Les manifestations d'hostilité envers les musulmans en France ont atteint un «sommet» depuis les attentats de Paris il y a deux semaines, selon l'Observatoire spécialisé qui en a recensé presque autant qu'au cours de l'année 2014.

Mis à jour le 23 janv. 2015
Benoît FAUCHET AGENCE FRANCE-PRESSE

Depuis le 7 janvier, date de l'attaque contre le journal satirique Charlie Hebdo, 128 actes, insultes et menaces antimusulmans ont été enregistrés sur le territoire français à l'exception de Paris et sa proche banlieue, qui abritent 250 mosquées et lieux de culte sur les quelque 2300 à 3000 de France, et doivent faire l'objet d'un comptage séparé, selon l'Observatoire national contre l'islamophobie.

Selon cette instance, qui dépend du Conseil français du culte musulman (CFCM), il s'agit d'actes (33) visant généralement des mosquées, ou d'insultes et de menaces (95).

En 2014, 133 actes antimusulmans au total avaient été comptabilisés, contre 226 en 2013 selon la même source.

«Les actes islamophobes ont atteint un sommet dans la haine à l'égard des Français de confession musulmane jamais enregistré», affirme le président de l'observatoire, Abdallah Zekri.

«C'est la première fois qu'il a été enregistré des jets de grenade ou des tirs par arme à feu», souligne M. Zekri, délégué de la Grande Mosquée de Paris.

Et pour l'observatoire, «ces chiffres toutefois ne reflètent pas la réalité, car nombreux sont les musulmans qui ne souhaitent pas porter plainte systématiquement lorsqu'ils sont victimes d'actes xénophobes, convaincus qu'il n'y aura aucune suite, ce qui est très souvent hélas la réalité».

Les attentats parisiens des 7 au 9 janvier, perpétrés par des djihadistes français, et qui ont fait 17 morts, avaient été aussitôt condamnés fermement par les instances musulmanes.

Dans les heures qui suivirent l'attentat contre le journal satirique, une mosquée de l'ouest et une salle de prière dans le sud de la France avaient été visées par un jet de grenade non offensive et plusieurs tirs de «pistolet à grenaille».

Vendredi, un ex-légionnaire a été interpellé après avoir menacé de «faire exploser» la mosquée de Carcassonne, dans le sud.

«Des paroles aux actes»

Le président de l'Observatoire contre l'islamophobie a jugé «désolant» qu'«en dehors des condamnations» émises par le gouvernement, la «classe politique n'ait pas dénoncé ces actes ignobles ni apporté un soutien rassurant à l'égard des citoyens, musulmans certes, mais membres de la communauté nationale».

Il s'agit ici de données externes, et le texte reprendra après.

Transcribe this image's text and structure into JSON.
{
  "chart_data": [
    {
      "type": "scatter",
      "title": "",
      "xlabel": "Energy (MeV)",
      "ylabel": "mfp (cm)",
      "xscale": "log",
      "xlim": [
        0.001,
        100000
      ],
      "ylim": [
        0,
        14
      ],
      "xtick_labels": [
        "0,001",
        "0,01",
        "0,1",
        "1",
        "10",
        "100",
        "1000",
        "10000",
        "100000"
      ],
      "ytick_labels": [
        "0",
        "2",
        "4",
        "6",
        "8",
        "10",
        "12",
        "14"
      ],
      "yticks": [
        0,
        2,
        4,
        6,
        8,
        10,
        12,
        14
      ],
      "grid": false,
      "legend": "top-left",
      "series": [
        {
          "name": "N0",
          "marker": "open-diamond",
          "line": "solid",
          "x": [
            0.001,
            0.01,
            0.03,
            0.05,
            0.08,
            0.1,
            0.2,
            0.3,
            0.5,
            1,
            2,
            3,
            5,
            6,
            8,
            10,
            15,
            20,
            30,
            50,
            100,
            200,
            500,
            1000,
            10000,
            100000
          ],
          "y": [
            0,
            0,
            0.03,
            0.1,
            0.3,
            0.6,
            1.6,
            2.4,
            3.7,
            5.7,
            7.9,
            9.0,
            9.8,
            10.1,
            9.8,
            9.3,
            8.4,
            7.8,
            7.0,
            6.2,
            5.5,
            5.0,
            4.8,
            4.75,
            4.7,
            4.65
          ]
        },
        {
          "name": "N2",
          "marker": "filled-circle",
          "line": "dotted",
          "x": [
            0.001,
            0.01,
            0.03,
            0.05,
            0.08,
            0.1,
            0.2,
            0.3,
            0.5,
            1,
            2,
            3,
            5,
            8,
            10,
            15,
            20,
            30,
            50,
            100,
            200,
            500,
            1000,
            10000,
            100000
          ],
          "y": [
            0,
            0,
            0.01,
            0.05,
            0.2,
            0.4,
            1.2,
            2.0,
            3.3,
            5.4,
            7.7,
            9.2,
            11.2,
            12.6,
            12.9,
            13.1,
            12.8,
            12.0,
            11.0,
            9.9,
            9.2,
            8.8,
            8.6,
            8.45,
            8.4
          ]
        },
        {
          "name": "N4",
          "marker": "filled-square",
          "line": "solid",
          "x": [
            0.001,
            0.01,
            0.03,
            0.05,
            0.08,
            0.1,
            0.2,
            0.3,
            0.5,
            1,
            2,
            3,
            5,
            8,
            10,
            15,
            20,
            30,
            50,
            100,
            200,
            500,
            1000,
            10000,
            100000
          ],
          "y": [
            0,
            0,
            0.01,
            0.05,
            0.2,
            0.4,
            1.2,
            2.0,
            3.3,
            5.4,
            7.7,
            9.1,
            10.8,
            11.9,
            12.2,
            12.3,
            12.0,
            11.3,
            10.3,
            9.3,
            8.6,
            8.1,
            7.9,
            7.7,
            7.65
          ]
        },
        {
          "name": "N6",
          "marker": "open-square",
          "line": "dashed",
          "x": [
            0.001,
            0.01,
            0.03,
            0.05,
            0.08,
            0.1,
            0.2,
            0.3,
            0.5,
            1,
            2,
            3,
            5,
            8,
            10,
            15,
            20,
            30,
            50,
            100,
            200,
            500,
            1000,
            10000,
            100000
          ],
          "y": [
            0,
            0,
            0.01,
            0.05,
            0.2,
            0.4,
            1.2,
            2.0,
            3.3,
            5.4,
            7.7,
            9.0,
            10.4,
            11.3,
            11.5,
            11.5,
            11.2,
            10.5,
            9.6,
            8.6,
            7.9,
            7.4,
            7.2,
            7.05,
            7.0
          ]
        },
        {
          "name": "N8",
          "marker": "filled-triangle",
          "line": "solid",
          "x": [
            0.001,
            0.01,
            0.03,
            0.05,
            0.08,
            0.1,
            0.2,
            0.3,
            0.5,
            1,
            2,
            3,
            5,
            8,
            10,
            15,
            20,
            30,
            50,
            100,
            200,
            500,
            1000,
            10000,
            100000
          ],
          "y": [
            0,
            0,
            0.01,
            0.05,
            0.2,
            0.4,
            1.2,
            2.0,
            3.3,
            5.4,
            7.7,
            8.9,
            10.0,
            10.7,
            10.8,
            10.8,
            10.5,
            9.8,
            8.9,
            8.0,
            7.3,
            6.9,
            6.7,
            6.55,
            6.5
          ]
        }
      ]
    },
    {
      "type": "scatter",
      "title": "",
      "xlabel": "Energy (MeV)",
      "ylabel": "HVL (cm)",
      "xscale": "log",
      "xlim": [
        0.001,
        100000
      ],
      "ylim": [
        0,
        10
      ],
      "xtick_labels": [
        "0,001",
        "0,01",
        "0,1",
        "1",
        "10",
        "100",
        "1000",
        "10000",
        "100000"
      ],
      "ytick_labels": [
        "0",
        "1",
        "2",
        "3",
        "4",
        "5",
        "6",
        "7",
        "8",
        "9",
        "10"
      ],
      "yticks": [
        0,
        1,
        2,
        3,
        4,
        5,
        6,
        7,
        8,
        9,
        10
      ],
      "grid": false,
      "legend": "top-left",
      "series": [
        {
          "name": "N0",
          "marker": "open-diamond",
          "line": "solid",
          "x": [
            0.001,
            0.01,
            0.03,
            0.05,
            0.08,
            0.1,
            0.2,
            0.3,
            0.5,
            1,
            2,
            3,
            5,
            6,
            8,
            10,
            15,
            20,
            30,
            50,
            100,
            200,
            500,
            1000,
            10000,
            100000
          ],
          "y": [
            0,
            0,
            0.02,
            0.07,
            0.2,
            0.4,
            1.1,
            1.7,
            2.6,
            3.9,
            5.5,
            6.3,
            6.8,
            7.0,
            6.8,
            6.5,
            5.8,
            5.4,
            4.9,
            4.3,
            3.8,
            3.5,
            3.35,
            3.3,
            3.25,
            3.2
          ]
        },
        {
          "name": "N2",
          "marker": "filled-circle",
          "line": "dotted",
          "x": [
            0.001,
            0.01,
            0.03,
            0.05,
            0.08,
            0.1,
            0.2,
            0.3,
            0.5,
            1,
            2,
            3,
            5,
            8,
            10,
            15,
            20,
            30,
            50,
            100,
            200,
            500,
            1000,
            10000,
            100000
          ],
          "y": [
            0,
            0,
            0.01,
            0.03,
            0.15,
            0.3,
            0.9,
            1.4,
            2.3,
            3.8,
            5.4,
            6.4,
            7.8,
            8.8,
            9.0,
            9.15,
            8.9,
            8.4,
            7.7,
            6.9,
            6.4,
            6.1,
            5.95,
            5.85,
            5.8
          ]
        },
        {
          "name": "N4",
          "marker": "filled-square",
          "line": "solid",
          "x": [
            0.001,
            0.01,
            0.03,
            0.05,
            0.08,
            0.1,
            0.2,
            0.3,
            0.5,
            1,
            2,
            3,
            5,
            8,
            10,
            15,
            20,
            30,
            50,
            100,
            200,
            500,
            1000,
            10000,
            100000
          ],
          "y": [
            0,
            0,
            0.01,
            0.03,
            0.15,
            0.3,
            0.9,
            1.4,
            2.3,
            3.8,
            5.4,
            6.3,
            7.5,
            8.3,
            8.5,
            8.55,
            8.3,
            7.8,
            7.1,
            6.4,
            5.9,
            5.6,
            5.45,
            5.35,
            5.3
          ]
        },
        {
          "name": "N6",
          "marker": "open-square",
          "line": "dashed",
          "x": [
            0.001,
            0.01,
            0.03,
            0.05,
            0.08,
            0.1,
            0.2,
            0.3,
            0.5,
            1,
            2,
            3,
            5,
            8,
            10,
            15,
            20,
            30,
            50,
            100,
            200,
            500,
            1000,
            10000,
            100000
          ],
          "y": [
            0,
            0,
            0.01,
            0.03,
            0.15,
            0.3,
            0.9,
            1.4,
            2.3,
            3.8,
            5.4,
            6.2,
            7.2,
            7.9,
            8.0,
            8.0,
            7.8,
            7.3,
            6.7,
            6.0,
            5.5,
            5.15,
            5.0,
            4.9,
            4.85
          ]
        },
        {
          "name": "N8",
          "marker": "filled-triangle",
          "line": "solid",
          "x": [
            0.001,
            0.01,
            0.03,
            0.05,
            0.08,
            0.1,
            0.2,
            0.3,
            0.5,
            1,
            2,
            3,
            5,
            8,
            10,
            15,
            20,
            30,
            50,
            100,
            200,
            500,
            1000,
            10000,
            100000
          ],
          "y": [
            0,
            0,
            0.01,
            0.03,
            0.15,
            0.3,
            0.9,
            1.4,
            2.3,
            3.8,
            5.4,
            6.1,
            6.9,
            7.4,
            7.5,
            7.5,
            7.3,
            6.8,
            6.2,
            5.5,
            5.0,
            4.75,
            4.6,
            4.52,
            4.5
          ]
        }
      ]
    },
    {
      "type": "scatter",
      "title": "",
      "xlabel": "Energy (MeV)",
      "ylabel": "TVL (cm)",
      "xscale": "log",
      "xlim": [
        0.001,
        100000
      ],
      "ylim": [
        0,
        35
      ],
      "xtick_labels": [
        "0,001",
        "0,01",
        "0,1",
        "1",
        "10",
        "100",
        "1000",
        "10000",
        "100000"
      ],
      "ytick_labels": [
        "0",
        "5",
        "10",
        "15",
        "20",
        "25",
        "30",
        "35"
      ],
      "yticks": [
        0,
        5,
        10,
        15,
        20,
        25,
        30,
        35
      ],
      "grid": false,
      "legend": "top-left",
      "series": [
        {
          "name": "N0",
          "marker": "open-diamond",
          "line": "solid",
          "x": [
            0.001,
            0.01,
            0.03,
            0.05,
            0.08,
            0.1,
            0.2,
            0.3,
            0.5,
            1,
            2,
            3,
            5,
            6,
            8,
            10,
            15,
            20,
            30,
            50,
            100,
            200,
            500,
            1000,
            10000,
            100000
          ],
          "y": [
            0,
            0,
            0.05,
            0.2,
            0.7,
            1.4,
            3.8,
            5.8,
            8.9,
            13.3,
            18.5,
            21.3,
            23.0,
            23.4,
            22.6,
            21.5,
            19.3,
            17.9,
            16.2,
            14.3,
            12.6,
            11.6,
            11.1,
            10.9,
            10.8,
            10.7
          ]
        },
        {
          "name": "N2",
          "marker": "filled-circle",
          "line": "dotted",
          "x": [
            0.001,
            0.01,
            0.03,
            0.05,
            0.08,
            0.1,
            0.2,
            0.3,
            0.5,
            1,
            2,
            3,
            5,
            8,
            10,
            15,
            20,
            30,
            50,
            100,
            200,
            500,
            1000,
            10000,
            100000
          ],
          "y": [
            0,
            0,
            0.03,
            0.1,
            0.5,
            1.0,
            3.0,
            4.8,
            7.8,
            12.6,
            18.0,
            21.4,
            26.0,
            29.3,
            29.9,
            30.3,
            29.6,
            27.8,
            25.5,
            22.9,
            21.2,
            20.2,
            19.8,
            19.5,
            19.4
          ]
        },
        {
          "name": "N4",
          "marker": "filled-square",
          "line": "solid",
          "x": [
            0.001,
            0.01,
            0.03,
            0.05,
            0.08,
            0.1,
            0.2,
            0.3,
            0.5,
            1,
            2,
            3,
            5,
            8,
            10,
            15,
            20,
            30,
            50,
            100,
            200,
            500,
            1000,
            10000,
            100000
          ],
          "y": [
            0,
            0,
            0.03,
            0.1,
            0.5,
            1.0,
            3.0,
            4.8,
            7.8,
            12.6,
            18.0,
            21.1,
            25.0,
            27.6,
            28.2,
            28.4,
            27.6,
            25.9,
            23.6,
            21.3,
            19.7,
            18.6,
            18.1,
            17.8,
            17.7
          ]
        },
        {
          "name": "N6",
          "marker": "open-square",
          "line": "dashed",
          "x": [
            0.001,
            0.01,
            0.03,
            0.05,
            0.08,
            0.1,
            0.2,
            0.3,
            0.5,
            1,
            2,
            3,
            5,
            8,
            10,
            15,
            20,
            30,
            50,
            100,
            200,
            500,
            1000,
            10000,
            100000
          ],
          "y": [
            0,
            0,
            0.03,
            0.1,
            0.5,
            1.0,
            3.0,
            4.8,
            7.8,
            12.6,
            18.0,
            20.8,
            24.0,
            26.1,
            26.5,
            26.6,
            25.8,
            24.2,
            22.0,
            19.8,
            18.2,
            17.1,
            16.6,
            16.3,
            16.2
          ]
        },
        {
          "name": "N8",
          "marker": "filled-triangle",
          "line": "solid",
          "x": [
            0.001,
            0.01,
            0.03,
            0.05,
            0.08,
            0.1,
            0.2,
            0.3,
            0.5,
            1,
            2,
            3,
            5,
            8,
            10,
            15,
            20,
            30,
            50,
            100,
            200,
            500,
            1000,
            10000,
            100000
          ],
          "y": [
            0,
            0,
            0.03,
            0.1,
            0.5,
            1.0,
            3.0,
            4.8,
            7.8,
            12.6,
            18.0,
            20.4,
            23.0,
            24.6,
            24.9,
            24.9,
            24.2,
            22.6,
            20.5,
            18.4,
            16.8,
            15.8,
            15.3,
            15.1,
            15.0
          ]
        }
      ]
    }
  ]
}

Le chef de l'État François Hollande et le premier ministre Manuel Valls ont appelé à refuser les «amalgames» associant l'islam au djihadisme et au terrorisme.

Pour le Collectif contre l'islamophobie en France (CCIF), une association distincte du CFCM, qui a une conception plus large des actes antimusulmans et prend en compte des faits n'ayant pas débouché sur des plaintes, ces mises en garde sont insuffisantes.

«Il faut passer des paroles aux actes et prendre des mesures pour éviter les représailles contre les citoyens de confession musulmane», a déclaré à l'AFP sa porte-parole Elsa Ray.

«Ce qui se passe depuis les attentats est le miroir de ce qui se produisait avant, mais multiplié par quatre ou cinq», poursuit la jeune femme qui cite le cas d'étudiantes voilées à l'université «prises à partie par une enseignante», sur le thème «vous voyez où ça nous mène vos conneries».